Legislation Setting Up A County Overlay For Frederick Municipal Airport Being Drafted

It would let the airport have a say in development proposed that area.

Photo from City of Frederick website.

Frederick, Md (KM) Legislation is being drafted which would allow Frederick County to set up an overlay near Frederick Municipal Airport. Council President Brad Young is working on this proposed ordinance, and he says the County would have a say in any construction  planned in  that overlay which could interfere with airplanes and helicopters taking off or coming in for a landing.

“Part of the planning process would be then, that anything that was developed around the airport, then the Planning Commission for the county would have, as part of its check list, to notify the airport for comment to make sure that anything being built in that area would not be harmful to the airport operations,” says Young.

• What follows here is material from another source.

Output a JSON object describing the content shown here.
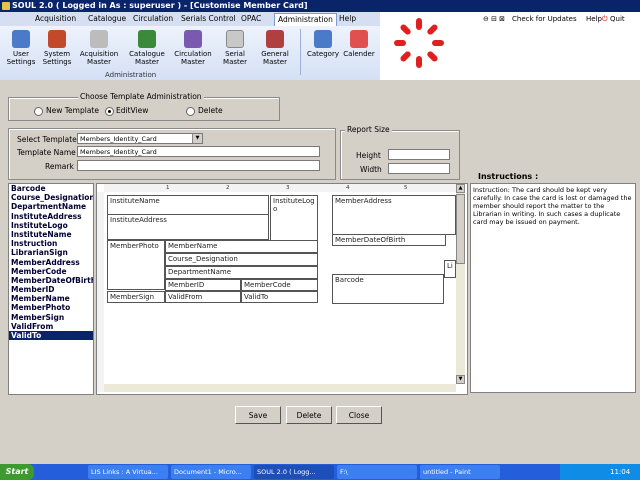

He says some of that construction would include tall buildings, towers and high density development where aircraft would fly over. “In addition, what it does, it makes sure that anyone that’s  buying property around the airport acknowledges and accepts  the fact that they’re buying around an airport,” Young says.

The airport plays a vital role in the area’s economy, noting that Frederick Municipal Airport is the second busiest airport in Maryland, and it’s important to keep it in operation. “What we’ve seen in other cities around the state and the around the country is that as growth encroaches around the airport, people get less and less happy with airplanes going over, and they try to get the airport shut down,” Young says.

The City of Frederick has its own overlay around the airport. Young says the County’s proposed ordinance would be similar, but it covers land in the county which is near the airport.

Young says he hopes to present this bill to the Council by July, with hearings to be held in August.

“The FAA takes a look at where approach and take off patterns are to make sure that there’s nothing that’s obstructing air traffic, or that would be a problem for that,”: he says. “So this gives an opportunity for the airport to give that input on anything.   It does not prevent things from being built on the property.”